Nobel Peace Prize Laureate Maria Ressa is capping a week of courage by sharing her own experiences of bravery in journalism.
“We close our Chautauqua Lecture Series with one of the most exceptional champions and fighters for protecting free speech: Maria Ressa,” said Matt Ewalt, vice president and Emily and Richard Smucker Chair for Education. “The Nobel Prize honors that work, but those deep challenges to free speech — and to the role journalism plays in seeking out truth and being a critical challenge to those in power in terms of transparency and obligation to the larger public — are so clearly evident in her work each and every day.”
At 10:45 a.m. Friday, Aug. 19 in the Amphitheater, Ressa, CEO of the online news website Rappler, will give her lecture about her continued fight for freedom of expression. Born and based in the Philippines, Ressa has worked as a local correspondent for CNN, covering the growth of terrorism in Southeast Asia, and in 2012 co-founded Rappler as a way to fight against misinformation online.
“With Maria Ressa, I anticipate both the championing of good and necessary journalism in the world, but also the larger public’s obligation to support that work, and the responsibility of other institutions to protect it,” Ewalt said.
Rappler is leading the charge for press freedom in the Philippines, and has been constantly attacked and harassed by President Rodrigo Duterte and his administration since his election in 2016. For her work, Ressa was named one of Time magazine’s 2018 Person of the Year, was among its 100 Most Influential People of 2019, and has also been named one of Time’s Most Influential Women of the Century.
The author of three books, her forthcoming work to be published this fall is titled How to Stand up to a Dictator: The Fight for Our Future. In 2021, she and Russian journalist Dmitry Muratov were co-awarded the Nobel Peace Prize “for their efforts to safeguard freedom of expression, which is a precondition for democracy and lasting peace,” according to the Nobel Foundation.
In her speech accepting her Nobel Prize, Ressa said she was a representative of all journalists who make sacrifices to stay true to their values and mission.
“At the core of journalism is a code of honor. And mine is layered on different worlds — from how I grew up, when I learned what was right and wrong; from college, and the honor code I learned there; and my time as a reporter, and the code of standards and ethics I learned and helped write,” she said in her acceptance speech. “Add to that the Filipino idea of utang na loob — or the debt from within — at its best, a system of paying it forward. Truth and ethical honor intersected like an arrow into this moment where hate, lies and divisiveness thrive.”
Through Rappler, Ressa has worked to examine two sides of the same coin: the information ecosystem and the technology it was created by. Ressa battles the spread of misinformation and the damage it causes.
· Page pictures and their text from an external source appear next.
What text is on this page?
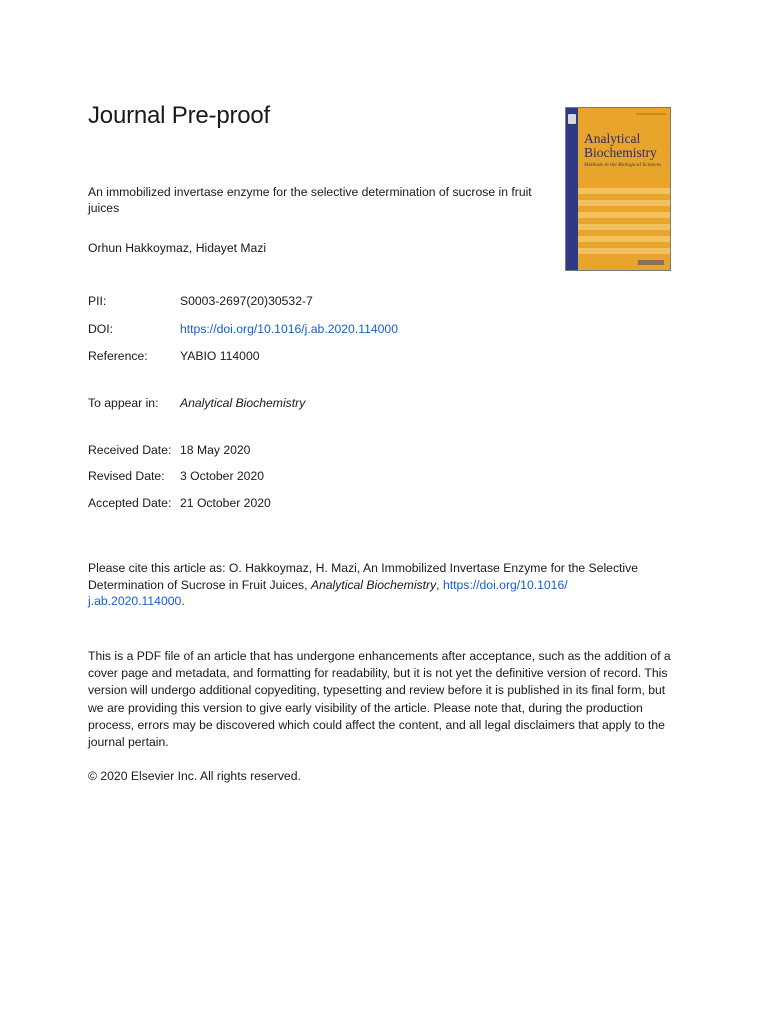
Journal Pre-proof

An immobilized invertase enzyme for the selective determination of sucrose in fruit juices

Orhun Hakkoymaz, Hidayet Mazi

PII:	S0003-2697(20)30532-7
DOI:	https://doi.org/10.1016/j.ab.2020.114000
Reference:	YABIO 114000
To appear in: Analytical Biochemistry
Received Date: 18 May 2020
Revised Date: 3 October 2020
Accepted Date: 21 October 2020

Please cite this article as: O. Hakkoymaz, H. Mazi, An Immobilized Invertase Enzyme for the Selective Determination of Sucrose in Fruit Juices, Analytical Biochemistry, https://doi.org/10.1016/
j.ab.2020.114000.

This is a PDF file of an article that has undergone enhancements after acceptance, such as the addition of a cover page and metadata, and formatting for readability, but it is not yet the definitive version of record. This version will undergo additional copyediting, typesetting and review before it is published in its final form, but we are providing this version to give early visibility of the article. Please note that, during the production process, errors may be discovered which could affect the content, and all legal disclaimers that apply to the journal pertain.

© 2020 Elsevier Inc. All rights reserved.

Analytical Biochemistry

Methods in the Biological Sciences
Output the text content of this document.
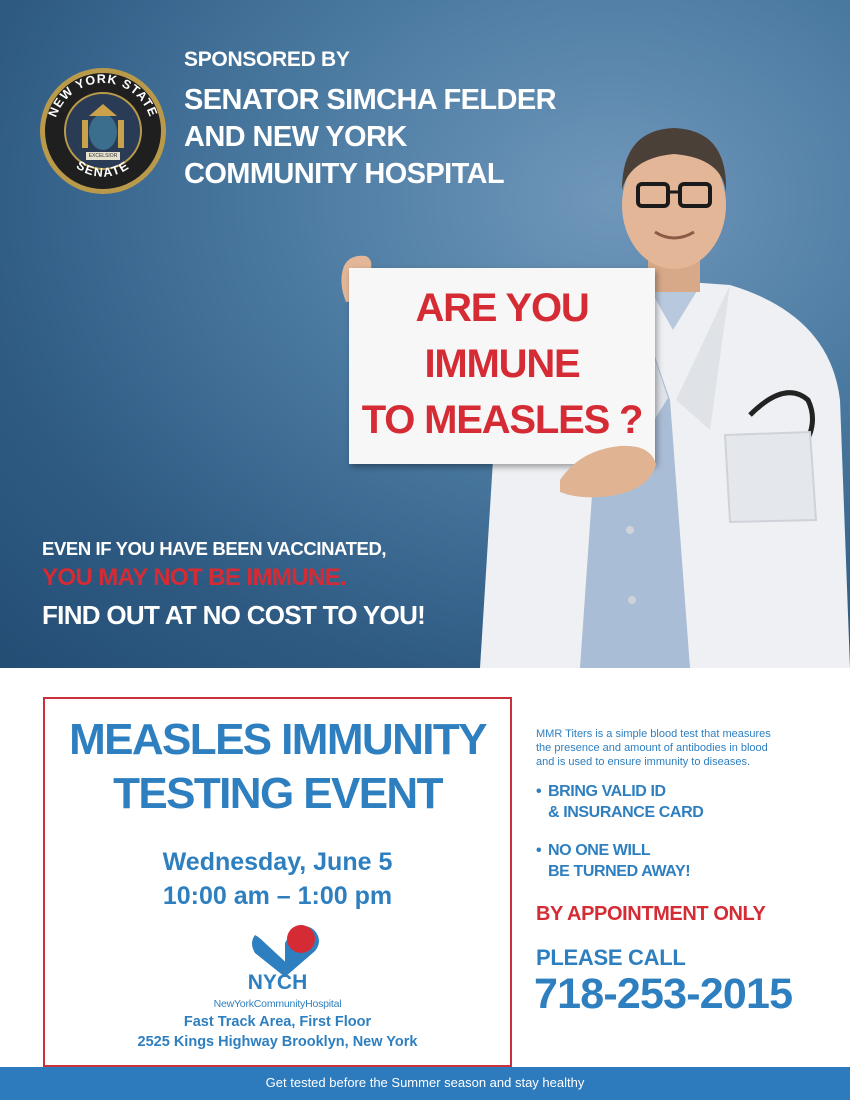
NEW YORK STATE
SENATE
EXCELSIOR
SPONSORED BY
SENATOR SIMCHA FELDER
AND NEW YORK
COMMUNITY HOSPITAL
ARE YOU
IMMUNE
TO MEASLES ?
EVEN IF YOU HAVE BEEN VACCINATED,
YOU MAY NOT BE IMMUNE.
FIND OUT AT NO COST TO YOU!
MEASLES IMMUNITY
TESTING EVENT
Wednesday, June 5
10:00 am – 1:00 pm
NYCH
NewYorkCommunityHospital
Fast Track Area, First Floor
2525 Kings Highway Brooklyn, New York
MMR Titers is a simple blood test that measures the presence and amount of antibodies in blood and is used to ensure immunity to diseases.
• BRING VALID ID
& INSURANCE CARD
• NO ONE WILL
BE TURNED AWAY!
BY APPOINTMENT ONLY
PLEASE CALL
718-253-2015
Get tested before the Summer season and stay healthy
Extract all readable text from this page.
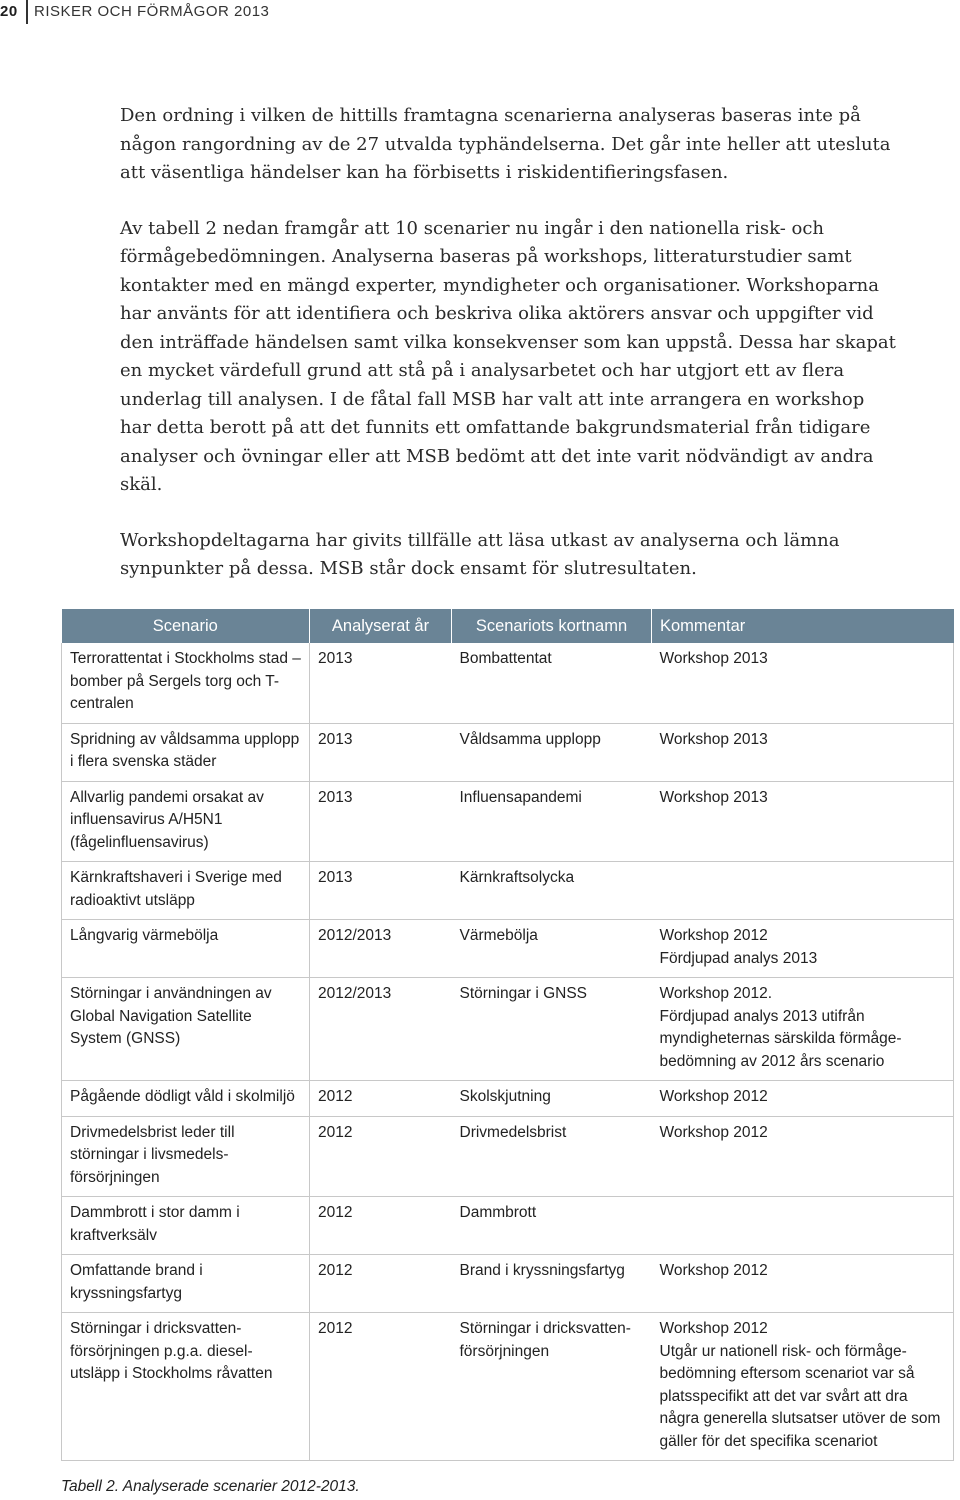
20 RISKER OCH FÖRMÅGOR 2013

Den ordning i vilken de hittills framtagna scenarierna analyseras baseras inte på någon rangordning av de 27 utvalda typhändelserna. Det går inte heller att utesluta att väsentliga händelser kan ha förbisetts i riskidentifieringsfasen.

Av tabell 2 nedan framgår att 10 scenarier nu ingår i den nationella risk- och förmågebedömningen. Analyserna baseras på workshops, litteraturstudier samt kontakter med en mängd experter, myndigheter och organisationer. Workshoparna har använts för att identifiera och beskriva olika aktörers ansvar och uppgifter vid den inträffade händelsen samt vilka konsekvenser som kan uppstå. Dessa har skapat en mycket värdefull grund att stå på i analysarbetet och har utgjort ett av flera underlag till analysen. I de fåtal fall MSB har valt att inte arrangera en workshop har detta berott på att det funnits ett omfattande bakgrundsmaterial från tidigare analyser och övningar eller att MSB bedömt att det inte varit nödvändigt av andra skäl.

Workshopdeltagarna har givits tillfälle att läsa utkast av analyserna och lämna synpunkter på dessa. MSB står dock ensamt för slutresultaten.

Scenario	Analyserat år	Scenariots kortnamn	Kommentar
Terrorattentat i Stockholms stad – bomber på Sergels torg och T-centralen	2013	Bombattentat	Workshop 2013
Spridning av våldsamma upplopp i flera svenska städer	2013	Våldsamma upplopp	Workshop 2013
Allvarlig pandemi orsakat av influensavirus A/H5N1 (fågelinfluensavirus)	2013	Influensapandemi	Workshop 2013
Kärnkraftshaveri i Sverige med radioaktivt utsläpp	2013	Kärnkraftsolycka	
Långvarig värmebölja	2012/2013	Värmebölja	Workshop 2012
Fördjupad analys 2013
Störningar i användningen av Global Navigation Satellite System (GNSS)	2012/2013	Störningar i GNSS	Workshop 2012.
Fördjupad analys 2013 utifrån myndigheternas särskilda förmåge-bedömning av 2012 års scenario
Pågående dödligt våld i skolmiljö	2012	Skolskjutning	Workshop 2012
Drivmedelsbrist leder till störningar i livsmedels-försörjningen	2012	Drivmedelsbrist	Workshop 2012
Dammbrott i stor damm i kraftverksälv	2012	Dammbrott	
Omfattande brand i kryssningsfartyg	2012	Brand i kryssningsfartyg	Workshop 2012
Störningar i dricksvatten-försörjningen p.g.a. diesel-utsläpp i Stockholms råvatten	2012	Störningar i dricksvatten-försörjningen	Workshop 2012
Utgår ur nationell risk- och förmåge-bedömning eftersom scenariot var så platsspecifikt att det var svårt att dra några generella slutsatser utöver de som gäller för det specifika scenariot
Tabell 2. Analyserade scenarier 2012-2013.
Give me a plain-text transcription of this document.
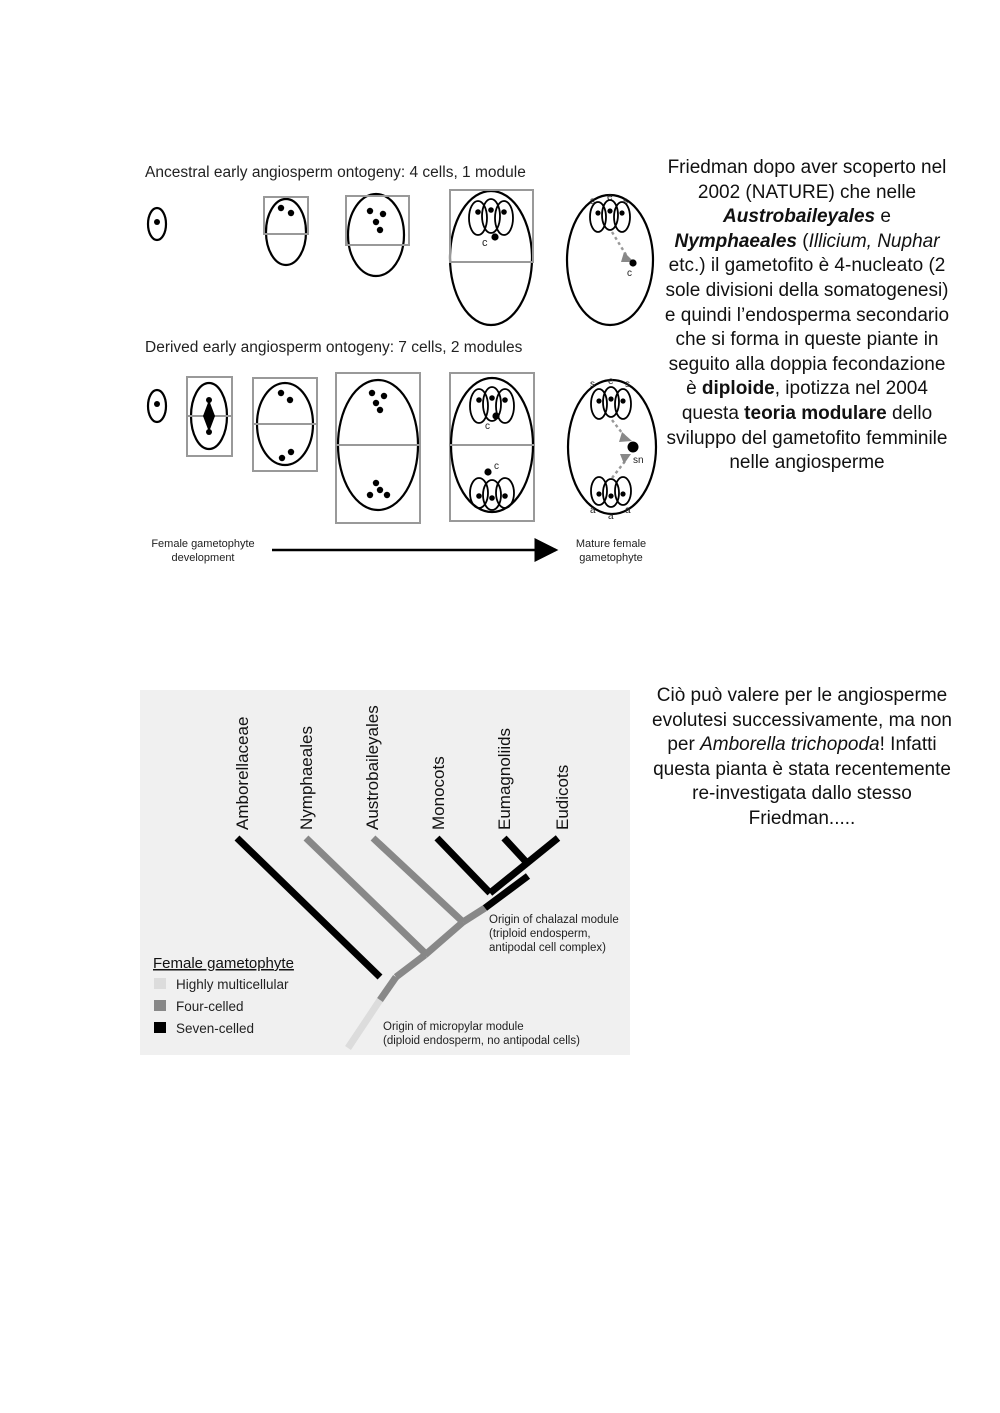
Ancestral early angiosperm ontogeny: 4 cells, 1 module
c
s e s
c
Derived early angiosperm ontogeny: 7 cells, 2 modules
c
c
sn
s e s
a
a
a
Female gametophyte
development
Mature female
gametophyte
Friedman dopo aver scoperto nel 2002 (NATURE) che nelle Austrobaileyales e Nymphaeales (Illicium, Nuphar etc.) il gametofito è 4-nucleato (2 sole divisioni della somatogenesi) e quindi l’endosperma secondario che si forma in queste piante in seguito alla doppia fecondazione è diploide, ipotizza nel 2004 questa teoria modulare dello sviluppo del gametofito femminile nelle angiosperme
Amborellaceae	Nymphaeales	Austrobaileyales	Monocots	Eumagnoliids Eudicots
Origin of chalazal module
(triploid endosperm,
antipodal cell complex)
Origin of micropylar module
(diploid endosperm, no antipodal cells)
Female gametophyte
Highly multicellular
Four-celled
Seven-celled
Ciò può valere per le angiosperme evolutesi successivamente, ma non per Amborella trichopoda! Infatti questa pianta è stata recentemente re-investigata dallo stesso Friedman.....
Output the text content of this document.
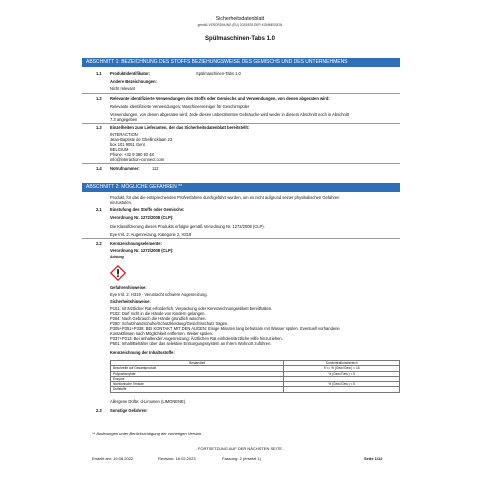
Sicherheitsdatenblatt
gemäß VERORDNUNG (EU) 2020/878 DER KOMMISSION
Spülmaschinen-Tabs 1.0
ABSCHNITT 1: BEZEICHNUNG DES STOFFS BEZIEHUNGSWEISE DES GEMISCHS UND DES UNTERNEHMENS
1.1 Produktidentifikator:	Spülmaschinen-Tabs 1.0
Andere Bezeichnungen:
Nicht relevant
1.2 Relevante identifizierte Verwendungen des Stoffs oder Gemischs und Verwendungen, von denen abgeraten wird:
Relevante identifizierte Verwendungen: Maschinenreiniger für Geschirrspüler
Verwendungen, von denen abgeraten wird: Jede diesen unbestimmten Gebräuche wird weder in diesem Abschnitt noch in Abschnitt
7.3 angegeben
1.3 Einzelheiten zum Lieferanten, der das Sicherheitsdatenblatt bereitstellt:
INTERACTION
Jean-Baptiste de Ghellincklaan 23
box 101 9051 Gent
BELGIUM
Phone: +32 9 380 92 48
info@interaction-connect.com
1.4 Notrufnummer:	112
ABSCHNITT 2: MÖGLICHE GEFAHREN **
Produkt, für das die entsprechenden Prüfverfahren durchgeführt wurden, um es nicht aufgrund seiner physikalischen Gefahren
einzustufen.
2.1 Einstufung des Stoffs oder Gemischs:
Verordnung Nr. 1272/2008 (CLP):
Die Klassifizierung dieses Produkts erfolgte gemäß Verordnung Nr. 1272/2008 (CLP).
Eye Irrit. 2: Augenreizung, Kategorie 2, H319
2.2 Kennzeichnungselemente:
Verordnung Nr. 1272/2008 (CLP):
Achtung
Gefahrenhinweise:
Eye Irrit. 2: H319 - Verursacht schwere Augenreizung.
Sicherheitshinweise:
P101: Ist ärztlicher Rat erforderlich, Verpackung oder Kennzeichnungsetikett bereithalten.
P102: Darf nicht in die Hände von Kindern gelangen.
P264: Nach Gebrauch die Hände gründlich waschen.
P280: Schutzhandschuhe/Schutzkleidung/Gesichtsschutz tragen.
P305+P351+P338: BEI KONTAKT MIT DEN AUGEN: Einige Minuten lang behutsam mit Wasser spülen. Eventuell vorhandene
Kontaktlinsen nach Möglichkeit entfernen. Weiter spülen.
P337+P313: Bei anhaltender Augenreizung: Ärztlichen Rat einholen/ärztliche Hilfe hinzuziehen.
P501: Inhalt/Behälter über das selektive Entsorgungssystem an Ihrem Wohnort zuführen.
Kennzeichnung der Inhaltsstoffe:
Bestandteil	Konzentrationsbereich
Beschreibt auf Gesamtprodukt	5 <= % (Gew./Gew.) < 15
Polycarboxylate	% (Gew./Gew.) < 5
Enzyme	
Nichtionische Tenside	% (Gew./Gew.) < 5
Duftstoffe	
Allergene Düfte: d-Limonen (LIMONENE).
2.3 Sonstige Gefahren:
** Änderungen unter Berücksichtigung der vorherigen Version
- FORTSETZUNG AUF DER NÄCHSTEN SEITE -
Erstellt am: 19.08.2022	Revision: 16.02.2023	Fassung: 2 (ersetzt 1)	Seite 1/12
In the span of two years, the Philippine government filed 10 arrest warrants against her, and she has posted bail 10 times to continue her work. All the charges she faces can send her to prison for about 100 years.
“But, the more I was attacked for my journalism, the more resolute I became,” Ressa said in her acceptance speech. “I had first-hand evidence of abuse of power. What was meant to intimidate me and Rappler only strengthened us.”
With Rappler, Ressa has attacked two fronts: Duterte’s drug war and Facebook.
“Online violence is real world violence,” Ressa said in her speech. “Social media is a deadly game for power and money. … Facebook is the world’s largest distributor of news, and yet studies have shown that lies laced with anger and hate spread faster and further than facts on social media. These American companies controlling our global information ecosystem are biased against facts, biased against journalists. They are — by design — dividing us and radicalizing us.”
Without facts, she said, there is no truth.
“Without truth, you can’t have trust,” she said. “Without trust, we have no shared reality, no democracy, and it becomes impossible to deal with our world’s existential problems: climate, Coronavirus, the battle for truth.”
All of this makes her a fitting concluding lecture in a week on “New Profiles in Courage,” Ewalt said.
“As with many voices that we hear from on the Amphitheater stage, there is the work being done that can be inspiring, and the challenge to us of the role we play as individuals, as communities,” Ewalt said. “There is an unsettling of assumptions and what we take for granted, that pushes us to ask more questions of ourselves, of our institutions.”